Helicobacter pylori-Negative Advanced Gastric Cancer Arising from the Gastric Mucosa without Inflammation, Atrophy, or Intestinal Metaplasia

Abstract

Gastric cancer is strongly associated with atrophic gastritis associated with Helicobacter pylori infection. The eradication of H. pylori has been reported to improve inflammation of the gastric mucosa, atrophy, and intestinal metaplasia and has also been shown to inhibit the development and growth of gastric cancer. Advanced gastric cancer from H. pylori-negative mucosa without inflammation, atrophy, or intestinal epithelialization is rarely found. We report on two cases of advanced gastric cancer without endoscopic evidence of gastric mucosal atrophy. One case was in the gastric angle 9 years after H. pylori eradication and the other case was in the pylorus of an uninfected stomach. Although gastric cancer is strongly associated with atrophic gastritis caused by H. pylori infection, postoperative histopathological examination of the stomach in both cases showed no inflammation, atrophy, or intestinal metaplasia. Poorly differentiated adenocarcinomas were confirmed at the microscopic level, and both cases were determined to be type 4 using the Borrmann classification. There is a body of evidence showing that H. pylori infection can cause gastric cancer and is the most prevalent infection-induced cancer in the world. The 2 cases here displayed different carcinogenesis than gastric mucosal atrophy caused by H. pylori infection. With the spread of H. pylori eradication treatments and an increasing number of uninfected patients, these case reports can contribute to future strategies for the diagnosis of gastric cancer.

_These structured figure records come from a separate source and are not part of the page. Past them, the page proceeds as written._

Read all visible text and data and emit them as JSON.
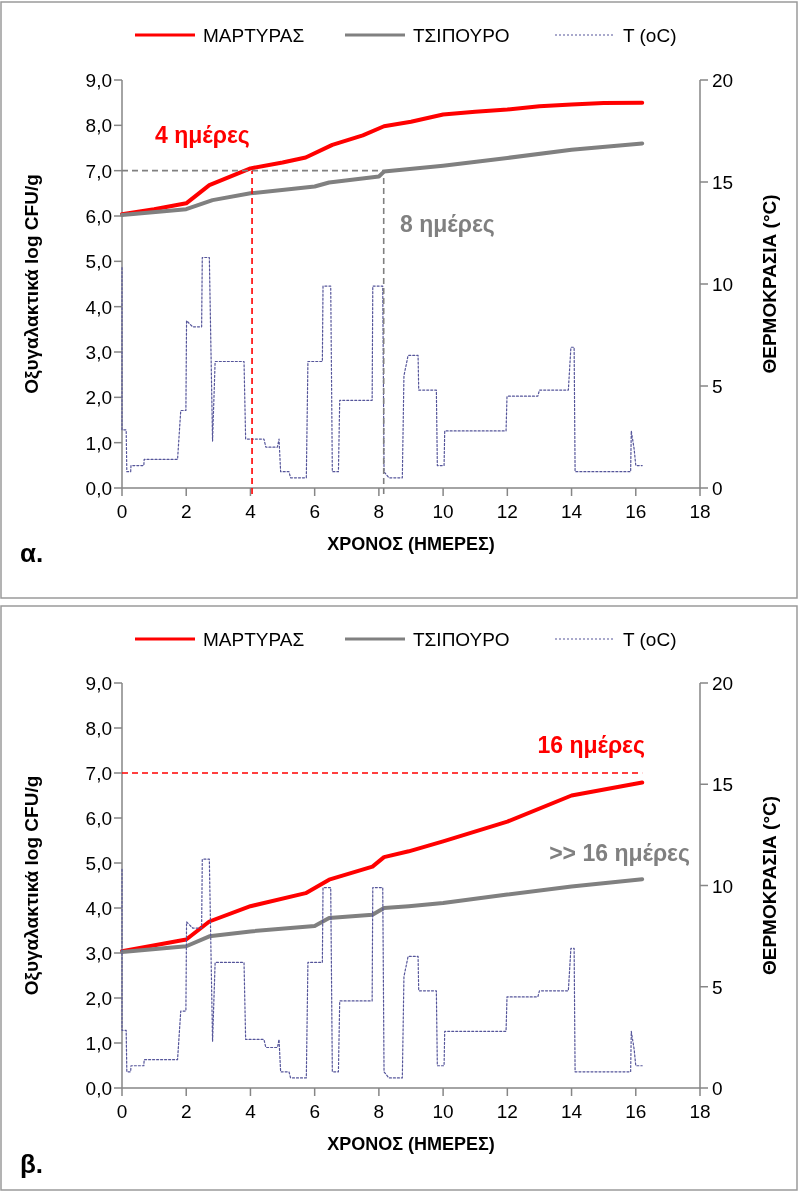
{
  "chart_data": [
    {
      "type": "line",
      "xlabel": "ΧΡΟΝΟΣ (ΗΜΕΡΕΣ)",
      "ylabel": "Οξυγαλακτικά log CFU/g",
      "y2label": "ΘΕΡΜΟΚΡΑΣΙΑ (°C)",
      "legend": "top",
      "marker": "none",
      "xlim": [
        0,
        18
      ],
      "xticks": [
        0,
        2,
        4,
        6,
        8,
        10,
        12,
        14,
        16,
        18
      ],
      "ylim": [
        0,
        9
      ],
      "yticks": [
        {
          "value": 0,
          "label": "0,0"
        },
        {
          "value": 1,
          "label": "1,0"
        },
        {
          "value": 2,
          "label": "2,0"
        },
        {
          "value": 3,
          "label": "3,0"
        },
        {
          "value": 4,
          "label": "4,0"
        },
        {
          "value": 5,
          "label": "5,0"
        },
        {
          "value": 6,
          "label": "6,0"
        },
        {
          "value": 7,
          "label": "7,0"
        },
        {
          "value": 8,
          "label": "8,0"
        },
        {
          "value": 9,
          "label": "9,0"
        }
      ],
      "y2lim": [
        0,
        20
      ],
      "y2ticks": [
        0,
        5,
        10,
        15,
        20
      ],
      "series": [
        {
          "name": "ΜΑΡΤΥΡΑΣ",
          "color": "#ff0000",
          "line_style": "solid",
          "x": [
            0,
            1,
            2,
            2.72,
            4,
            5,
            5.72,
            6.55,
            7.5,
            8.16,
            9,
            10,
            11,
            12,
            13,
            14,
            15,
            16.2
          ],
          "values": [
            6.04,
            6.15,
            6.28,
            6.68,
            7.05,
            7.18,
            7.29,
            7.57,
            7.78,
            7.98,
            8.08,
            8.24,
            8.3,
            8.35,
            8.42,
            8.46,
            8.49,
            8.5
          ]
        },
        {
          "name": "ΤΣΙΠΟΥΡΟ",
          "color": "#808080",
          "line_style": "solid",
          "x": [
            0,
            2,
            2.82,
            4,
            6,
            6.45,
            8,
            8.16,
            10,
            12,
            14,
            16.2
          ],
          "values": [
            6.02,
            6.15,
            6.35,
            6.5,
            6.65,
            6.74,
            6.87,
            6.98,
            7.11,
            7.28,
            7.46,
            7.6
          ]
        },
        {
          "name": "T (oC)",
          "color": "#55559a",
          "line_style": "dotted",
          "axis": "y2",
          "x": [
            0,
            0,
            0.13,
            0.15,
            0.27,
            0.28,
            0.68,
            0.69,
            1.73,
            1.83,
            1.99,
            2.01,
            2.2,
            2.48,
            2.5,
            2.72,
            2.82,
            2.9,
            3.8,
            3.85,
            4.42,
            4.48,
            4.84,
            4.89,
            4.94,
            5.2,
            5.25,
            5.74,
            5.79,
            6.24,
            6.26,
            6.5,
            6.55,
            6.74,
            6.78,
            7.79,
            7.81,
            8.12,
            8.16,
            8.31,
            8.73,
            8.78,
            8.91,
            9.22,
            9.24,
            9.79,
            9.82,
            10.03,
            10.05,
            11.96,
            11.99,
            12.95,
            13.0,
            13.9,
            13.98,
            14.08,
            14.11,
            15.84,
            15.86,
            15.95,
            16.0,
            16.2
          ],
          "values": [
            10.8,
            2.85,
            2.85,
            0.8,
            0.8,
            1.1,
            1.1,
            1.4,
            1.4,
            3.8,
            3.8,
            8.2,
            7.9,
            7.9,
            11.3,
            11.3,
            2.3,
            6.2,
            6.2,
            2.4,
            2.4,
            2.0,
            2.0,
            2.4,
            0.8,
            0.8,
            0.5,
            0.5,
            6.2,
            6.2,
            9.9,
            9.9,
            0.8,
            0.8,
            4.3,
            4.3,
            9.9,
            9.9,
            0.8,
            0.5,
            0.5,
            5.5,
            6.5,
            6.5,
            4.8,
            4.8,
            1.1,
            1.1,
            2.8,
            2.8,
            4.5,
            4.5,
            4.8,
            4.8,
            6.9,
            6.9,
            0.8,
            0.8,
            2.8,
            1.9,
            1.1,
            1.1
          ]
        }
      ],
      "ref_lines": [
        {
          "axis": "y",
          "value": 7,
          "color": "#808080",
          "line_style": "dashed"
        },
        {
          "axis": "x",
          "value": 4.05,
          "color": "#ff0000",
          "line_style": "dashed"
        },
        {
          "axis": "x",
          "value": 8.15,
          "color": "#808080",
          "line_style": "dashed"
        }
      ],
      "annotations": [
        "4 ημέρες",
        "8 ημέρες",
        "α."
      ]
    },
    {
      "type": "line",
      "xlabel": "ΧΡΟΝΟΣ (ΗΜΕΡΕΣ)",
      "ylabel": "Οξυγαλακτικά log CFU/g",
      "y2label": "ΘΕΡΜΟΚΡΑΣΙΑ (°C)",
      "legend": "top",
      "marker": "none",
      "xlim": [
        0,
        18
      ],
      "xticks": [
        0,
        2,
        4,
        6,
        8,
        10,
        12,
        14,
        16,
        18
      ],
      "ylim": [
        0,
        9
      ],
      "yticks": [
        {
          "value": 0,
          "label": "0,0"
        },
        {
          "value": 1,
          "label": "1,0"
        },
        {
          "value": 2,
          "label": "2,0"
        },
        {
          "value": 3,
          "label": "3,0"
        },
        {
          "value": 4,
          "label": "4,0"
        },
        {
          "value": 5,
          "label": "5,0"
        },
        {
          "value": 6,
          "label": "6,0"
        },
        {
          "value": 7,
          "label": "7,0"
        },
        {
          "value": 8,
          "label": "8,0"
        },
        {
          "value": 9,
          "label": "9,0"
        }
      ],
      "y2lim": [
        0,
        20
      ],
      "y2ticks": [
        0,
        5,
        10,
        15,
        20
      ],
      "series": [
        {
          "name": "ΜΑΡΤΥΡΑΣ",
          "color": "#ff0000",
          "line_style": "solid",
          "x": [
            0,
            2,
            2.72,
            4,
            5.72,
            6.45,
            7.8,
            8.16,
            8.93,
            10,
            12,
            14,
            16.2
          ],
          "values": [
            3.04,
            3.3,
            3.7,
            4.04,
            4.33,
            4.63,
            4.92,
            5.13,
            5.26,
            5.48,
            5.92,
            6.5,
            6.79
          ]
        },
        {
          "name": "ΤΣΙΠΟΥΡΟ",
          "color": "#808080",
          "line_style": "solid",
          "x": [
            0,
            2,
            2.72,
            4,
            6,
            6.45,
            7.8,
            8.16,
            8.93,
            10,
            12,
            14,
            16.2
          ],
          "values": [
            3.02,
            3.15,
            3.37,
            3.48,
            3.6,
            3.78,
            3.85,
            4.0,
            4.04,
            4.11,
            4.3,
            4.48,
            4.64
          ]
        },
        {
          "name": "T (oC)",
          "color": "#55559a",
          "line_style": "dotted",
          "axis": "y2",
          "x": [
            0,
            0,
            0.13,
            0.15,
            0.27,
            0.28,
            0.68,
            0.69,
            1.73,
            1.83,
            1.99,
            2.01,
            2.2,
            2.48,
            2.5,
            2.72,
            2.82,
            2.9,
            3.8,
            3.85,
            4.42,
            4.48,
            4.84,
            4.89,
            4.94,
            5.2,
            5.25,
            5.74,
            5.79,
            6.24,
            6.26,
            6.5,
            6.55,
            6.74,
            6.78,
            7.79,
            7.81,
            8.12,
            8.16,
            8.31,
            8.73,
            8.78,
            8.91,
            9.22,
            9.24,
            9.79,
            9.82,
            10.03,
            10.05,
            11.96,
            11.99,
            12.95,
            13.0,
            13.9,
            13.98,
            14.08,
            14.11,
            15.84,
            15.86,
            15.95,
            16.0,
            16.2
          ],
          "values": [
            10.8,
            2.85,
            2.85,
            0.8,
            0.8,
            1.1,
            1.1,
            1.4,
            1.4,
            3.8,
            3.8,
            8.2,
            7.9,
            7.9,
            11.3,
            11.3,
            2.3,
            6.2,
            6.2,
            2.4,
            2.4,
            2.0,
            2.0,
            2.4,
            0.8,
            0.8,
            0.5,
            0.5,
            6.2,
            6.2,
            9.9,
            9.9,
            0.8,
            0.8,
            4.3,
            4.3,
            9.9,
            9.9,
            0.8,
            0.5,
            0.5,
            5.5,
            6.5,
            6.5,
            4.8,
            4.8,
            1.1,
            1.1,
            2.8,
            2.8,
            4.5,
            4.5,
            4.8,
            4.8,
            6.9,
            6.9,
            0.8,
            0.8,
            2.8,
            1.9,
            1.1,
            1.1
          ]
        }
      ],
      "ref_lines": [
        {
          "axis": "y",
          "value": 7,
          "color": "#ff0000",
          "line_style": "dashed"
        }
      ],
      "annotations": [
        "16 ημέρες",
        ">> 16 ημέρες",
        "β."
      ]
    }
  ]
}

Keywords: Atrophic gastritis; Carcinogenesis; Endoscopy; Gastric cancer; Helicobacter pylori infection.

Fig. 1

Endoscopic findings and histopathological findings of the resected stomach of case 1. An ulcerative lesion with sclerosis was found on the posterior wall of the gastric angle (a, b). There were no atrophic changes in the pyloric (c) or corpus mucosa (d), suggesting an apparently uninfected stomach. The tumor cells invaded the serosa with marked fibrosis (e). There was a diffuse intramucosal growth of undifferentiated tumor cells (f). Histopathological findings of the mucosa in the pyloric (g) and fundic gland regions (h) showed no inflammation, no mucosal atrophy, and no intestinal metaplasia (e–h: H&E staining, (e): 2 × 10, (f–h): 20 × 10).

Fig. 2

Endoscopic findings and histopathological findings of the resected stomach of case 2. A drainage tube was inserted due to the pyloric stenosis (a). There was a circumferential stenosis in the pylorus, with ring-shaped mucosal folds in the proximal view and ulceration in some areas (b). The mucosa of the angle and gastric body in front of the stenosis did not show any atrophic changes, such as vascular permeability (c, d). Undifferentiated tumor cells proliferated mainly in the submucosa (e), with marked fibrosis, and invaded the serosa (f). Histopathological findings of the mucosa in the pyloric (g) and gastric fundic glands (h) showed no inflammation, no atrophy, and no intestinal metaplasia (e–h: H&E staining (e): 2 × 10, (f): 40 × 10, (g, h): 20 × 10).